One of the great things about Sphinx, is that it natively provides internationalization (i18n) mechanisms to facilitate translation using the common gettext method. The gettext files can be translated a number of different ways, but I have had great results using Zanata, a separate open source project that facilitates community driven translation.

Note: RedHat has chosen to step away from Zanata and the last time I checked no one has stepped forward to carry the project forward. Regardless of the tool used, these concepts are still applicable.

Regardless of how the generated files are translated though, the process should end up being pretty similar:

Sphinx translation flow The sphinx translation process using gettext and zanata-cli.

Preparation

A fairly common convention is to create a separate git repository where the internationalization process takes place. This usually means creating a submodule for the main documentation source repository, the docs directory in this case, or tying in the original sources repository using another method.

For the purposes of the article, the structure of the internationalization repository is shown below. The configuration section will cover what each of the files and folders are for.

.
├── build.sh
├── Makefile
├── zanata.xml
├── templates
├── locales
│    └── LC_MESSAGES
│         ├── de_DE
│         └── es
└── docs (submodule or similar)
     └── source
          ├── conf.py
          ├── _static
          └── index.rst

To prepare the Zanata side of things, you will need to sign up for an account on their site, create a new project, and project version. Most use master or latest for the main project version, but any convention works.

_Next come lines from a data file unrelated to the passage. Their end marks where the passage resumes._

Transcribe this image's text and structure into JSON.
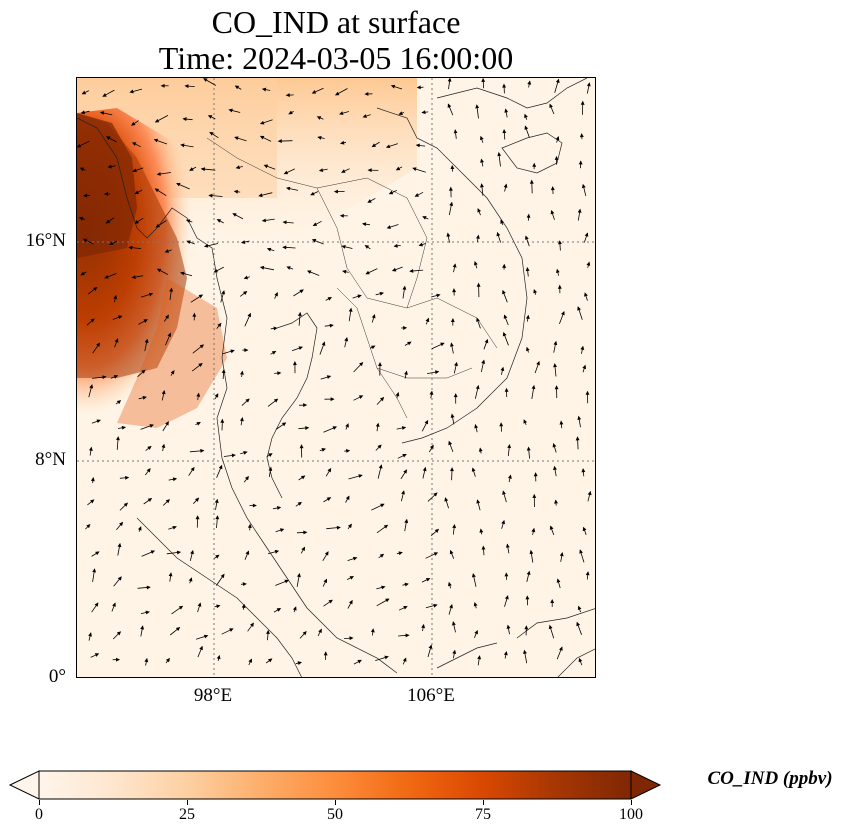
{
  "title": {
    "line1": "CO_IND at surface",
    "line2": "Time: 2024-03-05 16:00:00"
  },
  "map": {
    "extent": {
      "lon_min": 93,
      "lon_max": 112,
      "lat_min": 0,
      "lat_max": 22
    },
    "lat_ticks": [
      {
        "value": 16,
        "label": "16°N"
      },
      {
        "value": 8,
        "label": "8°N"
      },
      {
        "value": 0,
        "label": "0°"
      }
    ],
    "lon_ticks": [
      {
        "value": 98,
        "label": "98°E"
      },
      {
        "value": 106,
        "label": "106°E"
      }
    ],
    "gridlines": true,
    "plume": {
      "description_colors": [
        "#fff5eb",
        "#fdd0a2",
        "#fd8d3c",
        "#d94801",
        "#7f2704"
      ]
    }
  },
  "colorbar": {
    "label": "CO_IND (ppbv)",
    "min": 0,
    "max": 100,
    "ticks": [
      {
        "value": 0,
        "label": "0"
      },
      {
        "value": 25,
        "label": "25"
      },
      {
        "value": 50,
        "label": "50"
      },
      {
        "value": 75,
        "label": "75"
      },
      {
        "value": 100,
        "label": "100"
      }
    ],
    "colormap": [
      "#fff5eb",
      "#fee6ce",
      "#fdd0a2",
      "#fdae6b",
      "#fd8d3c",
      "#f16913",
      "#d94801",
      "#a63603",
      "#7f2704"
    ],
    "extend": "both"
  }
}
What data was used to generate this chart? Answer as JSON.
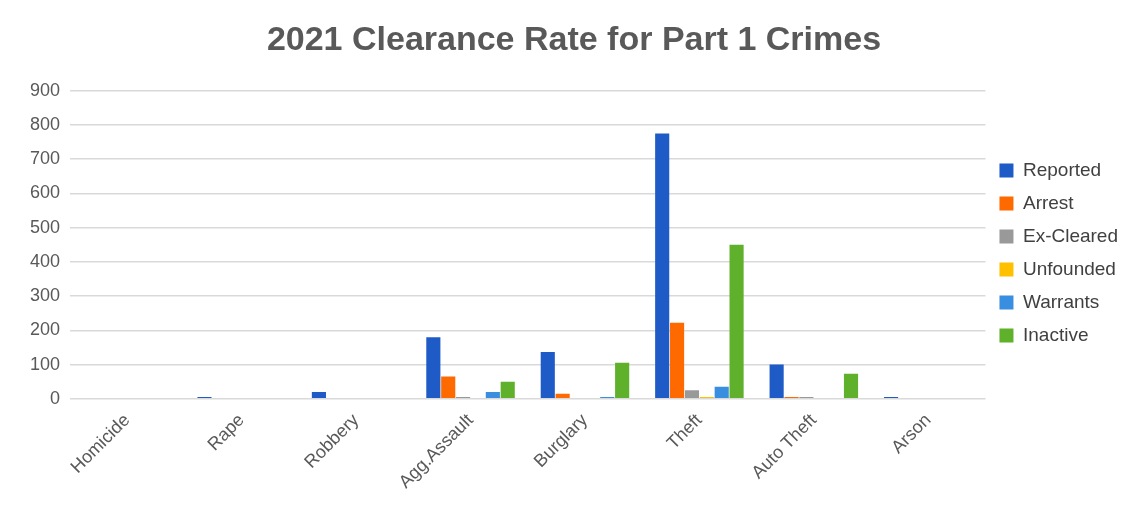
{
  "chart_data": {
    "type": "bar",
    "title": "2021 Clearance Rate for Part 1 Crimes",
    "categories": [
      "Homicide",
      "Rape",
      "Robbery",
      "Agg.Assault",
      "Burglary",
      "Theft",
      "Auto Theft",
      "Arson"
    ],
    "series": [
      {
        "name": "Reported",
        "color": "#1f5bc6",
        "values": [
          0,
          5,
          20,
          180,
          137,
          775,
          100,
          5
        ]
      },
      {
        "name": "Arrest",
        "color": "#ff6a00",
        "values": [
          0,
          0,
          0,
          65,
          15,
          222,
          5,
          0
        ]
      },
      {
        "name": "Ex-Cleared",
        "color": "#999999",
        "values": [
          0,
          0,
          0,
          5,
          0,
          25,
          5,
          0
        ]
      },
      {
        "name": "Unfounded",
        "color": "#ffc000",
        "values": [
          0,
          0,
          0,
          0,
          0,
          5,
          0,
          0
        ]
      },
      {
        "name": "Warrants",
        "color": "#3a8ee0",
        "values": [
          0,
          0,
          0,
          20,
          5,
          35,
          0,
          0
        ]
      },
      {
        "name": "Inactive",
        "color": "#5fb02a",
        "values": [
          0,
          0,
          0,
          50,
          105,
          450,
          73,
          0
        ]
      }
    ],
    "ylim": [
      0,
      900
    ],
    "yticks": [
      0,
      100,
      200,
      300,
      400,
      500,
      600,
      700,
      800,
      900
    ],
    "grid": "y",
    "legend": "right"
  }
}
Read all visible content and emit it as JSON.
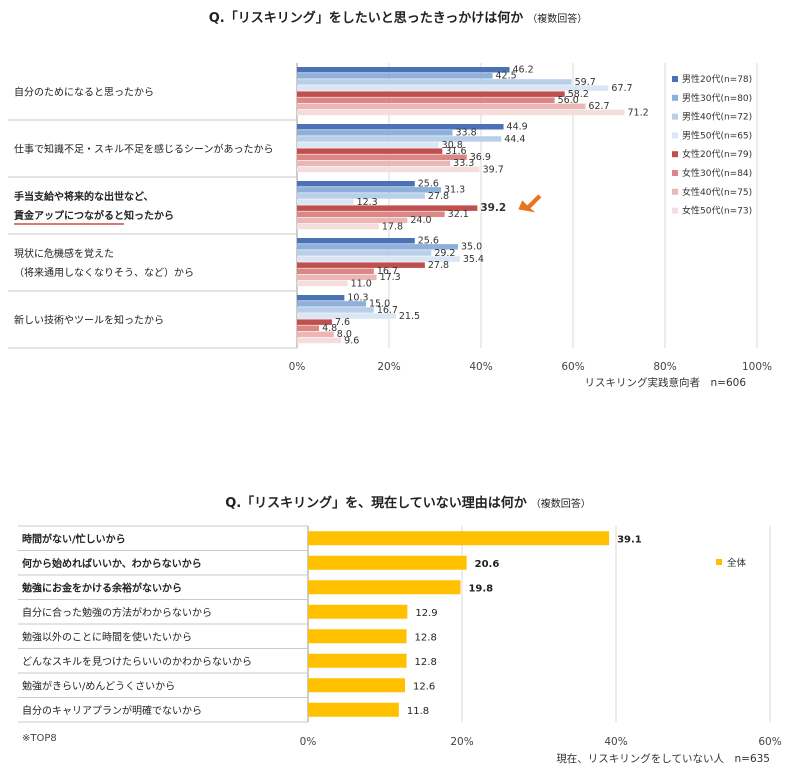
{
  "chart_data": [
    {
      "type": "bar",
      "title": "Q.「リスキリング」をしたいと思ったきっかけは何か",
      "title_note": "（複数回答）",
      "categories": [
        [
          "自分のためになると思ったから"
        ],
        [
          "仕事で知識不足・スキル不足を感じるシーンがあったから"
        ],
        [
          "手当支給や将来的な出世など、",
          "賃金アップにつながると知ったから"
        ],
        [
          "現状に危機感を覚えた",
          "（将来通用しなくなりそう、など）から"
        ],
        [
          "新しい技術やツールを知ったから"
        ]
      ],
      "bold_categories": [
        2
      ],
      "highlight": {
        "category": 2,
        "series": 4
      },
      "series": [
        {
          "name": "男性20代(n=78)",
          "color": "#4a72b5",
          "values": [
            46.2,
            44.9,
            25.6,
            25.6,
            10.3
          ]
        },
        {
          "name": "男性30代(n=80)",
          "color": "#8eb0db",
          "values": [
            42.5,
            33.8,
            31.3,
            35.0,
            15.0
          ]
        },
        {
          "name": "男性40代(n=72)",
          "color": "#b9cfe9",
          "values": [
            59.7,
            44.4,
            27.8,
            29.2,
            16.7
          ]
        },
        {
          "name": "男性50代(n=65)",
          "color": "#dae6f4",
          "values": [
            67.7,
            30.8,
            12.3,
            35.4,
            21.5
          ]
        },
        {
          "name": "女性20代(n=79)",
          "color": "#c0504d",
          "values": [
            58.2,
            31.6,
            39.2,
            27.8,
            7.6
          ]
        },
        {
          "name": "女性30代(n=84)",
          "color": "#da8785",
          "values": [
            56.0,
            36.9,
            32.1,
            16.7,
            4.8
          ]
        },
        {
          "name": "女性40代(n=75)",
          "color": "#ebb6b4",
          "values": [
            62.7,
            33.3,
            24.0,
            17.3,
            8.0
          ]
        },
        {
          "name": "女性50代(n=73)",
          "color": "#f5dddc",
          "values": [
            71.2,
            39.7,
            17.8,
            11.0,
            9.6
          ]
        }
      ],
      "xlim": [
        0,
        100
      ],
      "xticks": [
        "0%",
        "20%",
        "40%",
        "60%",
        "80%",
        "100%"
      ],
      "legend": "right",
      "footnote": "リスキリング実践意向者　n=606"
    },
    {
      "type": "bar",
      "title": "Q.「リスキリング」を、現在していない理由は何か",
      "title_note": "（複数回答）",
      "categories": [
        "時間がない/忙しいから",
        "何から始めればいいか、わからないから",
        "勉強にお金をかける余裕がないから",
        "自分に合った勉強の方法がわからないから",
        "勉強以外のことに時間を使いたいから",
        "どんなスキルを見つけたらいいのかわからないから",
        "勉強がきらい/めんどうくさいから",
        "自分のキャリアプランが明確でないから"
      ],
      "bold_categories": [
        0,
        1,
        2
      ],
      "series": [
        {
          "name": "全体",
          "color": "#ffc000",
          "values": [
            39.1,
            20.6,
            19.8,
            12.9,
            12.8,
            12.8,
            12.6,
            11.8
          ]
        }
      ],
      "xlim": [
        0,
        60
      ],
      "xticks": [
        "0%",
        "20%",
        "40%",
        "60%"
      ],
      "legend": "right",
      "note": "※TOP8",
      "footnote": "現在、リスキリングをしていない人　n=635"
    }
  ]
}
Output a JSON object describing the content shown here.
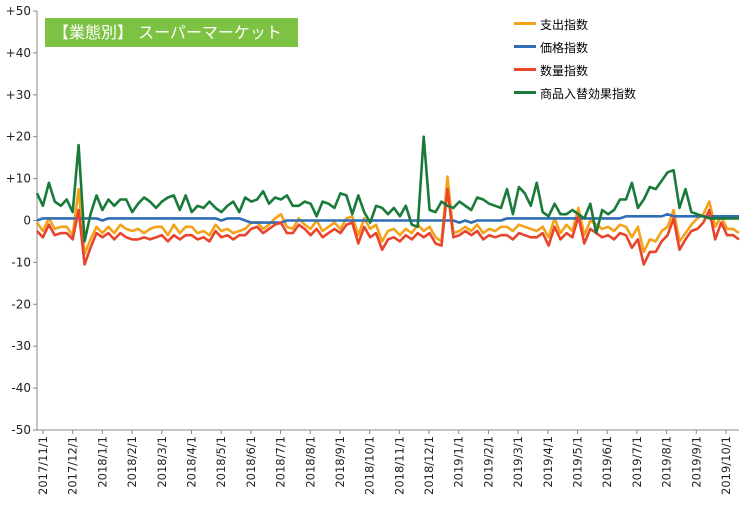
{
  "title": "【業態別】 スーパーマーケット",
  "chart_data": {
    "type": "line",
    "ylim": [
      -50,
      50
    ],
    "yticks": [
      "+50",
      "+40",
      "+30",
      "+20",
      "+10",
      "0",
      "-10",
      "-20",
      "-30",
      "-40",
      "-50"
    ],
    "xticks": [
      "2017/11/1",
      "2017/12/1",
      "2018/1/1",
      "2018/2/1",
      "2018/3/1",
      "2018/4/1",
      "2018/5/1",
      "2018/6/1",
      "2018/7/1",
      "2018/8/1",
      "2018/9/1",
      "2018/10/1",
      "2018/11/1",
      "2018/12/1",
      "2019/1/1",
      "2019/2/1",
      "2019/3/1",
      "2019/4/1",
      "2019/5/1",
      "2019/6/1",
      "2019/7/1",
      "2019/8/1",
      "2019/9/1",
      "2019/10/1"
    ],
    "grid": false,
    "legend_position": "top-right",
    "series": [
      {
        "name": "支出指数",
        "color": "#f5a21b",
        "values": [
          -0.5,
          -2.5,
          0.5,
          -2,
          -1.5,
          -1.5,
          -3.5,
          7.5,
          -8,
          -4.5,
          -1.5,
          -3,
          -1.5,
          -3,
          -1,
          -2,
          -2.5,
          -2,
          -3,
          -2,
          -1.5,
          -1.5,
          -3.5,
          -1,
          -3,
          -1.5,
          -1.5,
          -3,
          -2.5,
          -3.5,
          -1,
          -2.5,
          -2,
          -3,
          -2.5,
          -2,
          -0.5,
          -0.5,
          -2,
          -1,
          0.5,
          1.5,
          -1.5,
          -2,
          0.5,
          -1,
          -2,
          0,
          -2.5,
          -1.5,
          -0.5,
          -2,
          0.5,
          1,
          -3.5,
          0.5,
          -2,
          -1,
          -5,
          -2.5,
          -2,
          -3.5,
          -2,
          -3,
          -1,
          -2.5,
          -1.5,
          -4,
          -5,
          10.5,
          -3,
          -2.5,
          -1.5,
          -2.5,
          -1,
          -3,
          -2,
          -2.5,
          -1.5,
          -1.5,
          -2.5,
          -1,
          -1.5,
          -2,
          -2.5,
          -1.5,
          -4,
          0.5,
          -3,
          -1,
          -2.5,
          3,
          -3.5,
          0,
          -1,
          -2,
          -1.5,
          -2.5,
          -1,
          -1.5,
          -4,
          -1.5,
          -7.5,
          -4.5,
          -5,
          -2.5,
          -1.5,
          2.5,
          -5,
          -3,
          -1,
          0.5,
          1.5,
          4.5,
          -1.5,
          1,
          -2,
          -2,
          -3
        ]
      },
      {
        "name": "価格指数",
        "color": "#2f6db5",
        "values": [
          0,
          0.5,
          0.5,
          0.5,
          0.5,
          0.5,
          0.5,
          0.5,
          0.5,
          0.5,
          0.5,
          0,
          0.5,
          0.5,
          0.5,
          0.5,
          0.5,
          0.5,
          0.5,
          0.5,
          0.5,
          0.5,
          0.5,
          0.5,
          0.5,
          0.5,
          0.5,
          0.5,
          0.5,
          0.5,
          0.5,
          0,
          0.5,
          0.5,
          0.5,
          0,
          -0.5,
          -0.5,
          -0.5,
          -0.5,
          -0.5,
          -0.5,
          0,
          0,
          0,
          0,
          0,
          0,
          0,
          0,
          0,
          0,
          0,
          0,
          0,
          0,
          0,
          0,
          0,
          0,
          0,
          0,
          0,
          0,
          0,
          0,
          0,
          0,
          0,
          0,
          0,
          -0.5,
          0,
          -0.5,
          0,
          0,
          0,
          0,
          0,
          0.5,
          0.5,
          0.5,
          0.5,
          0.5,
          0.5,
          0.5,
          0.5,
          0.5,
          0.5,
          0.5,
          0.5,
          0.5,
          0.5,
          0.5,
          0.5,
          0.5,
          0.5,
          0.5,
          0.5,
          1,
          1,
          1,
          1,
          1,
          1,
          1,
          1.5,
          1,
          1,
          1,
          1,
          1,
          1,
          1,
          1,
          1,
          1,
          1,
          1
        ]
      },
      {
        "name": "数量指数",
        "color": "#e8452c",
        "values": [
          -2.5,
          -4,
          -1,
          -3.5,
          -3,
          -3,
          -4.5,
          2.5,
          -10.5,
          -6.5,
          -3,
          -4,
          -3,
          -4.5,
          -3,
          -4,
          -4.5,
          -4.5,
          -4,
          -4.5,
          -4,
          -3.5,
          -5,
          -3.5,
          -4.5,
          -3.5,
          -3.5,
          -4.5,
          -4,
          -5,
          -2.5,
          -4,
          -3.5,
          -4.5,
          -3.5,
          -3.5,
          -2,
          -1.5,
          -3,
          -2,
          -1,
          -0.5,
          -3,
          -3,
          -1,
          -2,
          -3.5,
          -2,
          -4,
          -3,
          -2,
          -3,
          -1,
          -0.5,
          -5.5,
          -1.5,
          -4,
          -3,
          -7,
          -4.5,
          -4,
          -5,
          -3.5,
          -4.5,
          -3,
          -4,
          -3,
          -5.5,
          -6,
          7.5,
          -4,
          -3.5,
          -2.5,
          -3.5,
          -2.5,
          -4.5,
          -3.5,
          -4,
          -3.5,
          -3.5,
          -4.5,
          -3,
          -3.5,
          -4,
          -4,
          -3,
          -6,
          -1.5,
          -4.5,
          -3,
          -4,
          1,
          -5.5,
          -2,
          -3,
          -4,
          -3.5,
          -4.5,
          -3,
          -3.5,
          -6.5,
          -4.5,
          -10.5,
          -7.5,
          -7.5,
          -5,
          -3.5,
          0.5,
          -7,
          -4.5,
          -2.5,
          -2,
          -0.5,
          2.5,
          -4.5,
          -0.5,
          -3.5,
          -3.5,
          -4.5
        ]
      },
      {
        "name": "商品入替効果指数",
        "color": "#1a7a3a",
        "values": [
          6.5,
          3.5,
          9,
          4.5,
          3.5,
          5,
          2,
          18,
          -5,
          1.5,
          6,
          2.5,
          5,
          3.5,
          5,
          5,
          2,
          4,
          5.5,
          4.5,
          3,
          4.5,
          5.5,
          6,
          2.5,
          6,
          2,
          3.5,
          3,
          4.5,
          3,
          2,
          3.5,
          4.5,
          2,
          5.5,
          4.5,
          5,
          7,
          4,
          5.5,
          5,
          6,
          3.5,
          3.5,
          4.5,
          4,
          1,
          4.5,
          4,
          3,
          6.5,
          6,
          1.5,
          6,
          2,
          -0.5,
          3.5,
          3,
          1.5,
          3,
          1,
          3.5,
          -1,
          -1.5,
          20,
          2.5,
          2,
          4.5,
          3.5,
          3,
          4.5,
          3.5,
          2.5,
          5.5,
          5,
          4,
          3.5,
          3,
          7.5,
          1.5,
          8,
          6.5,
          3.5,
          9,
          2,
          1,
          4,
          1.5,
          1.5,
          2.5,
          1.5,
          0.5,
          4,
          -3,
          2.5,
          1.5,
          2.5,
          5,
          5,
          9,
          3,
          5,
          8,
          7.5,
          9.5,
          11.5,
          12,
          3,
          7.5,
          2,
          1.5,
          1,
          0.5,
          0.5,
          0.5,
          0.5,
          0.5,
          0.5
        ]
      }
    ]
  }
}
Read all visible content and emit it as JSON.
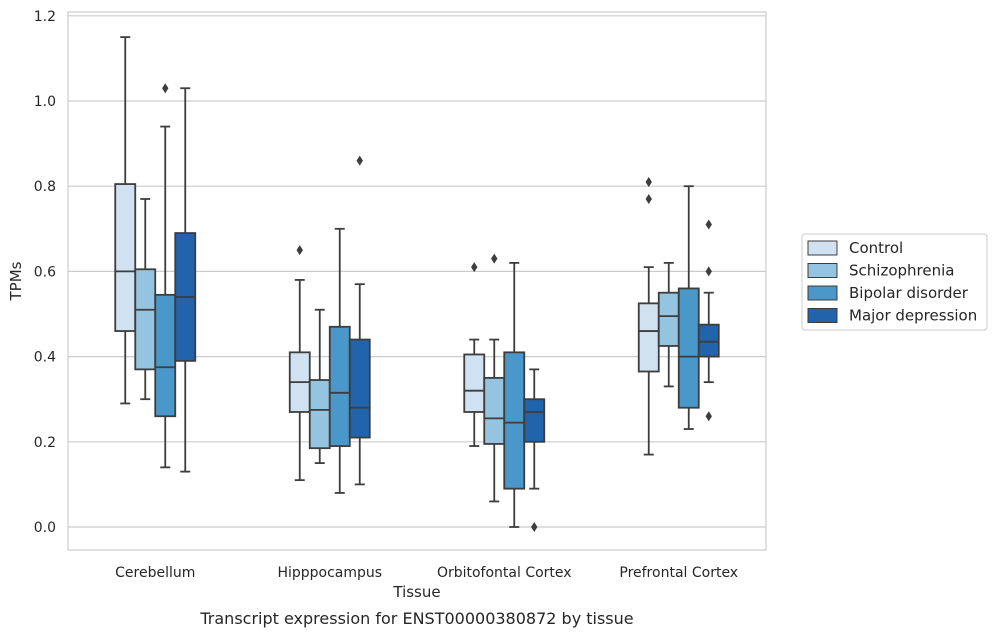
{
  "chart_data": {
    "type": "boxplot",
    "xlabel": "Tissue",
    "ylabel": "TPMs",
    "caption": "Transcript expression for ENST00000380872 by tissue",
    "ylim": [
      -0.055,
      1.21
    ],
    "yticks": [
      0.0,
      0.2,
      0.4,
      0.6,
      0.8,
      1.0,
      1.2
    ],
    "ytick_labels": [
      "0.0",
      "0.2",
      "0.4",
      "0.6",
      "0.8",
      "1.0",
      "1.2"
    ],
    "grid": "horizontal",
    "legend_position": "right",
    "categories": [
      "Cerebellum",
      "Hipppocampus",
      "Orbitofontal Cortex",
      "Prefrontal Cortex"
    ],
    "series": [
      {
        "name": "Control",
        "color": "#d0e1f2",
        "boxes": [
          {
            "whislo": 0.29,
            "q1": 0.46,
            "med": 0.6,
            "q3": 0.805,
            "whishi": 1.15,
            "fliers": []
          },
          {
            "whislo": 0.11,
            "q1": 0.27,
            "med": 0.34,
            "q3": 0.41,
            "whishi": 0.58,
            "fliers": [
              0.65
            ]
          },
          {
            "whislo": 0.19,
            "q1": 0.27,
            "med": 0.32,
            "q3": 0.405,
            "whishi": 0.44,
            "fliers": [
              0.61
            ]
          },
          {
            "whislo": 0.17,
            "q1": 0.365,
            "med": 0.46,
            "q3": 0.525,
            "whishi": 0.61,
            "fliers": [
              0.77,
              0.81
            ]
          }
        ]
      },
      {
        "name": "Schizophrenia",
        "color": "#94c4df",
        "boxes": [
          {
            "whislo": 0.3,
            "q1": 0.37,
            "med": 0.51,
            "q3": 0.605,
            "whishi": 0.77,
            "fliers": []
          },
          {
            "whislo": 0.15,
            "q1": 0.185,
            "med": 0.275,
            "q3": 0.345,
            "whishi": 0.51,
            "fliers": []
          },
          {
            "whislo": 0.06,
            "q1": 0.195,
            "med": 0.255,
            "q3": 0.35,
            "whishi": 0.44,
            "fliers": [
              0.63
            ]
          },
          {
            "whislo": 0.33,
            "q1": 0.425,
            "med": 0.495,
            "q3": 0.55,
            "whishi": 0.62,
            "fliers": []
          }
        ]
      },
      {
        "name": "Bipolar disorder",
        "color": "#4a98c9",
        "boxes": [
          {
            "whislo": 0.14,
            "q1": 0.26,
            "med": 0.375,
            "q3": 0.545,
            "whishi": 0.94,
            "fliers": [
              1.03
            ]
          },
          {
            "whislo": 0.08,
            "q1": 0.19,
            "med": 0.315,
            "q3": 0.47,
            "whishi": 0.7,
            "fliers": []
          },
          {
            "whislo": 0.0,
            "q1": 0.09,
            "med": 0.245,
            "q3": 0.41,
            "whishi": 0.62,
            "fliers": []
          },
          {
            "whislo": 0.23,
            "q1": 0.28,
            "med": 0.4,
            "q3": 0.56,
            "whishi": 0.8,
            "fliers": []
          }
        ]
      },
      {
        "name": "Major depression",
        "color": "#2164ab",
        "boxes": [
          {
            "whislo": 0.13,
            "q1": 0.39,
            "med": 0.54,
            "q3": 0.69,
            "whishi": 1.03,
            "fliers": []
          },
          {
            "whislo": 0.1,
            "q1": 0.21,
            "med": 0.28,
            "q3": 0.44,
            "whishi": 0.57,
            "fliers": [
              0.86
            ]
          },
          {
            "whislo": 0.09,
            "q1": 0.2,
            "med": 0.27,
            "q3": 0.3,
            "whishi": 0.37,
            "fliers": [
              0.0
            ]
          },
          {
            "whislo": 0.34,
            "q1": 0.4,
            "med": 0.435,
            "q3": 0.475,
            "whishi": 0.55,
            "fliers": [
              0.26,
              0.6,
              0.71
            ]
          }
        ]
      }
    ]
  }
}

It’s also possible to have multiple versions to match the different versions of your docs.

Note: I won’t cover it in this article, but you can manage the available languages for translation, translations, translators, reviewers, and much more for each project through the Zanata web interface.

Finally, in order to easily sync translations with Zanata using the command line, install the Zanata CLI client.

Configuration

The sphinx conf.py value that holds the path of the directory containing the .po files might need to be changed from it’s default depending on your repo’s folder structure. In order to keep the translation files separate from source, we’ll use:

locale_dirs = ['../../locales'] # relative to source directory

Next, configure authentication for zanata-cli by creating zanata.ini and also configure access to the project version by creating zanata.xml.

An example zanata.xml, once configured, would look something like:

<?xml version="1.0" encoding="UTF-8" standalone="yes"?>
<config xmlns="http://zanata.org/namespace/config/">
  <url>https://translate.zanata.org/</url>
  <project>my-docs-project</project>
  <project-version>latest</project-version>
  <project-type>gettext</project-type>
  <src-dir>templates</src-dir>
  <trans-dir>locales</trans-dir>
  <rules>
    <rule pattern="**/*.pot">{path}/{locale_with_underscore}/LC_MESSAGES/{filename}.po</rule>
  </rules>
</config>

Building the docs

As shown in the initial diagram, the first step is to generate the .pot files by invoking the gettext builder using make gettext in the Makefile:

gettext:
	$(SPHINXBUILD) -b gettext -t i18n ./docs/source/ ./templates/
	@echo
	@echo "Build finished. The message catalogs are in ../templates."

Next is to push the .pot files to Zanata:

zanata-cli push --disable-ssl-cert

After the translators have done sufficient work on certain languages, pull the .po files for those languages from Zanata by using the language flag. For example, pulling the German translations:

zanata-cli pull -l de-DE --disable-ssl-cert

Tip: Only building languages that reach a certain percentage of translation completion, say 70%, allows the document to be more easily read in that language.

Now it is possible to build with the latest translations for a language:

sphinx-build -b html -D language=de_DE ./docs/source/ ./build/de_DE/latest/

To simplify this process you can combine those steps in a shell script, build.sh. You can even run zanata-cli in non-interactive mode so that it is more portable for your continuous deployment pipeline:

#!/bin/bash

# build .pot files
sphinx-build -b gettext -t i18n ./docs/source/ ./templates/

# push .pot files to Zanata
zanata-cli -B push --url https://translate.zanata.org/ --username YOUR_USERNAME --key YOUR_KEY --disable-ssl-cert

# pull latest .po files from Zanata for each translated language
for locale in de-DE es; do
   zanata-cli -B pull --url https://translate.zanata.org/ --username YOUR_USERNAME --key YOUR_KEY -l $locale --disable-ssl-cert
done

# build translated docs for each language
for lang in de_DE es; do
   sphinx-build -b html -D language=$lang ./docs/source/ ./build/$lang/latest
done

Optionally, in order to keep search engines from choosing a semi-translated language for English search results, a fairly common problem which may puzzle your users, you can use my sphinx-sitemap extension to auto-generate a multi-lingual sitemap for your documentation.

Note: Shout out to Frank Kloeker for helping me get through this the first time with his i18n docs.